The prototypical prosthesis used by athletes for running and track and field is the “running blade (Fig. 9.1).” These are also known as energy, storing, and returning (ESR) prostheses or running-specific prostheses (RSP). Running prostheses are made from a carbon fiber polymer that is designed to store kinetic energy, similar to the way a spring functions. ESR prostheses are attached to the athlete using a socket, with liners and pads used to enhance fit and prevent skin breakdown. Sockets (Fig. 9.1) are created similarly for both athletic and non-athletic purposes, but sockets for athletes are commonly made of carbon fiber. This adds considerably to the cost but also improves durability and weight. ESR prostheses are designed for energy storage and propulsion. There are different designs to the ESR prostheses to allow for different distances and speeds of racing. There is no ankle joint or heel, making standing still with ESR prostheses difficult. Different surfaces can be attached to the bottom of the prosthesis for traction and improved wear. Athletes typically cut soles from running shoes and attach them to the prosthesis with glue or velcro. The Nike Sole is a shoe made specifically for attaching to running blades.

The energy cost of ambulation and running with a prosthesis is greater than an able-bodied athlete, which can vary based on speed, cardiovascular fitness, level of amputation, reason for amputation, and the properties of the prosthesis itself. The running-specific ESR prostheses can lower heart rate during exercise and lower the total energy cost to the athlete, when compared to a typical prosthesis.

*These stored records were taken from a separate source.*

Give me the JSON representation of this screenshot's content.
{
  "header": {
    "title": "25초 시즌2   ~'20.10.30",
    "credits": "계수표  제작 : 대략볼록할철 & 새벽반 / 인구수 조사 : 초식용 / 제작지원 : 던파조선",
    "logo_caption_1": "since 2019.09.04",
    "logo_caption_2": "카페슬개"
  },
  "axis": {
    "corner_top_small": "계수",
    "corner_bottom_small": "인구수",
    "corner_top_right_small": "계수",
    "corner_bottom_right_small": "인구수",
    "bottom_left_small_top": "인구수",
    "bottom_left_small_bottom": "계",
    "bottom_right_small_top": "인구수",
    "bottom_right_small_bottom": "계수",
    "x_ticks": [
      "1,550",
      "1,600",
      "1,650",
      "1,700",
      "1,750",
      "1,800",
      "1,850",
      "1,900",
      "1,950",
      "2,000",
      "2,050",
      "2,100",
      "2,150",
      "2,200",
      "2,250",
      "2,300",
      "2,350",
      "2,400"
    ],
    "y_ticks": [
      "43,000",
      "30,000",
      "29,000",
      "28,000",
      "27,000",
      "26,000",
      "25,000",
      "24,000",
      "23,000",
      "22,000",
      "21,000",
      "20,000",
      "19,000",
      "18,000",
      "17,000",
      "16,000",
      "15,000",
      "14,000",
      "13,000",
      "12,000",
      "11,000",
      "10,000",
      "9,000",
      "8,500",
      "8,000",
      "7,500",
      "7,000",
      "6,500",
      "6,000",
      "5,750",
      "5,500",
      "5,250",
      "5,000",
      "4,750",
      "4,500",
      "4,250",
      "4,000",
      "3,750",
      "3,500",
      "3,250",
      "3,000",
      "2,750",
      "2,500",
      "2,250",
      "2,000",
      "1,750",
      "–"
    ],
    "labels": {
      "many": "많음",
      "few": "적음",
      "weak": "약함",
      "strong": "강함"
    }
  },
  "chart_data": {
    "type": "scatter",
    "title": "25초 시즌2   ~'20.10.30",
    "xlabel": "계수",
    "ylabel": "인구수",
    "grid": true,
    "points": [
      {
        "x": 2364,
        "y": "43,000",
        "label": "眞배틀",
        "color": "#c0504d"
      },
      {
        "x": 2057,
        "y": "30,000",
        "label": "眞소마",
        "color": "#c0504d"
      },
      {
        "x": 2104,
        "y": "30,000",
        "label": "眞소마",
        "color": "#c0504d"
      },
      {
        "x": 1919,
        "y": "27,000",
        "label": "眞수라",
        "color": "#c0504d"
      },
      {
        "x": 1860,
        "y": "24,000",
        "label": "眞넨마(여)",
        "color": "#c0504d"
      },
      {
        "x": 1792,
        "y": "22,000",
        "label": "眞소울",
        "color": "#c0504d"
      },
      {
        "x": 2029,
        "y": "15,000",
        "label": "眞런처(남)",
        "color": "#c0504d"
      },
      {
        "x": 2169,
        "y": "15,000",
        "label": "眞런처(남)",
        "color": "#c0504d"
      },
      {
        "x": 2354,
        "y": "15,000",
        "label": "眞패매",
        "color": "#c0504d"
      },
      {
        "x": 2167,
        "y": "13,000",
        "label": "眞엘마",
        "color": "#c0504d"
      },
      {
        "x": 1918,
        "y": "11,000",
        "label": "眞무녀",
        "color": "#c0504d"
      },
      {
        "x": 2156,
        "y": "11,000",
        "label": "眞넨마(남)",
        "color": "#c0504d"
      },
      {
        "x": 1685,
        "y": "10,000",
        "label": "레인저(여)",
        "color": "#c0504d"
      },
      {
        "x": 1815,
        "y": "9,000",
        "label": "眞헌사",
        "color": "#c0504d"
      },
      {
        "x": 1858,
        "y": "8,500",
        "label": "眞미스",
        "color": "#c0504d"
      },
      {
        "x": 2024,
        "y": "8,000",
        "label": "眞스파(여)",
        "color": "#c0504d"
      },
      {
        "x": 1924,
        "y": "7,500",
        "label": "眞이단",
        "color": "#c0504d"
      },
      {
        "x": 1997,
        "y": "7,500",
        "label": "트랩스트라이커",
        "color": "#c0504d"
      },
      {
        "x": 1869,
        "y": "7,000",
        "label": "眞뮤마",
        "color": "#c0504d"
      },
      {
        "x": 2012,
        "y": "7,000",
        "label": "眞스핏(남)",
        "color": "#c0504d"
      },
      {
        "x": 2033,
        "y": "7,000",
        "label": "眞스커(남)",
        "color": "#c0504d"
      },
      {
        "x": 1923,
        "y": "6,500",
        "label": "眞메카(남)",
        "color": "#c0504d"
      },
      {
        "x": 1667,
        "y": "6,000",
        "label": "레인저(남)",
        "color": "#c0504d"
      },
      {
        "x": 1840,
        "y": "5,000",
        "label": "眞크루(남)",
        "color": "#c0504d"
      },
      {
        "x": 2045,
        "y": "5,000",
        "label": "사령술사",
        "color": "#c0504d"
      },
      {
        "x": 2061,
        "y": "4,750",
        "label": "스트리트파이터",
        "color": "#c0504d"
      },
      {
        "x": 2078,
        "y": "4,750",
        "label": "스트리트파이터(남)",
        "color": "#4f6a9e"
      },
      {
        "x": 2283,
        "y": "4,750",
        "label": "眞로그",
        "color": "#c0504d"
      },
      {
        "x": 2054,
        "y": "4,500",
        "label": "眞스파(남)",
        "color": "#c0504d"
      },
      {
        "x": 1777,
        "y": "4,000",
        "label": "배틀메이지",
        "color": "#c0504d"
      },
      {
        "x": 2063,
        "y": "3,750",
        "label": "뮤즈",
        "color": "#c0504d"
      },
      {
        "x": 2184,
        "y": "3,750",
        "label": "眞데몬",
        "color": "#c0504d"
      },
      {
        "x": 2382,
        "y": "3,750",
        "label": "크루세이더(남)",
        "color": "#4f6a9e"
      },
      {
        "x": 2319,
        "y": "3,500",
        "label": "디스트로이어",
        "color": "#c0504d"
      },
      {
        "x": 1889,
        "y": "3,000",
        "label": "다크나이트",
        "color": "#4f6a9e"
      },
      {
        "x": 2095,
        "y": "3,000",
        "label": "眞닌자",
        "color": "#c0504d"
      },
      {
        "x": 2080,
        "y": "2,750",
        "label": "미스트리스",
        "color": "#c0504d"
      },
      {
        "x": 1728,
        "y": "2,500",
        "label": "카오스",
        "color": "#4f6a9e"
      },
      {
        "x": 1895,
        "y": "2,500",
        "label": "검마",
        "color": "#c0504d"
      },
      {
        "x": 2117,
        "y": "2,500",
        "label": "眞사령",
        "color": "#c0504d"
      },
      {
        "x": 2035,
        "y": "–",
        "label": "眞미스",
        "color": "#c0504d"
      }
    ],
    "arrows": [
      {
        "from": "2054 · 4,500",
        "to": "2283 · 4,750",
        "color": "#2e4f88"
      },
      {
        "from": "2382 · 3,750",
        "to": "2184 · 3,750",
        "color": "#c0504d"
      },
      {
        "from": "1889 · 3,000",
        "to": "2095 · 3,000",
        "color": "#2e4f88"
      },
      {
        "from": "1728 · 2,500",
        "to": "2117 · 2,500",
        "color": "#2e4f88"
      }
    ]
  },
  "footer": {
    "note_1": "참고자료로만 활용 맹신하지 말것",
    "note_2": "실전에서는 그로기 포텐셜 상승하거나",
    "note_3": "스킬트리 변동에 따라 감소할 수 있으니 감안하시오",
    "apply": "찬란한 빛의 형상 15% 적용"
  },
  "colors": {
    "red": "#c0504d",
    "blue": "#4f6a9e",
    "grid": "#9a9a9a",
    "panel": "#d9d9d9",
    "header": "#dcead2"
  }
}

There is considerable debate about whether ESR prostheses offer an unfair advantage to disabled athletes during competition against able-bodied athletes and among other limb-deficient athletes. There have been multiple studies on the subject, yet no consensus has been reached. Some have concluded that there is no physiological advantage when compared with non-amputee athletes [5, 6], while others feel that the use of an ESR prostheses does provide an advantage [7–9]. Of note, there is some evidence to suggest the energy cost of an individual running with an ESR prosthesis is very similar to an able-bodied athlete. The length of the running blades has also been identified as a potential area for an unfair advantage among limb-deficient athletes [10, 11]. The IPC has set rules related to the length of prosthetic limbs used in competition by dictating a maximum allowable standing height (MASH) for athletes with prosthesis, commonly referred to as the MASH rule. These rules should be referenced when a limb-deficient athlete is being fitted for a prosthesis that will be used for competitive purposes.

It is also important for close follow-up of the limb-deficient athlete to ensure proper fit of the socket and prosthesis. Athletes can often develop skin breakdown, residual limb swelling, and pain secondary to a poorly fitted socket creating pressure points, poor circulation, and shear forces on the residual stump. Typical prostheses can last several years, but a change in fit and wear on the other components can often necessitate a revision or replacement.

Racing wheelchairs consist of two larger rear wheels and a single wheel up front. The front wheel is smaller in diameter and extends well in front of the seat elongating the chair (Fig. 9.2). This provides improved stability and shock absorbance at the expense of maneuverability. The athlete is generally placed in a kneeling position, suspended in a sling, though a seated position in the chair is possible as well. Appropriate padding is necessary to prevent shear force and pressure to the weight-bearing surfaces. The athlete is fit tightly into the wheelchair to increase stability [12]. Similar to most sport wheelchairs, the wheels are cambered. They use pneumatic tires and aim to be very lightweight, most often with frames constructed of aluminum. The majority of wheelchairs tend to be custom fit; however, many athletes begin with a basic racing wheelchair that meets IPC regulations. When making custom adjustments, careful consideration should be paid to the IPC rules so that eligibility of the chair is retained (Table 9.4) [13]. Athletes are allowed one-hand rim per wheel, and they must have the ability for hand-operated mechanical steering and braking; however, there is not any gearing allowed. The rear wheels are limited to 70 cm diameter and the smaller front wheel 50 cm.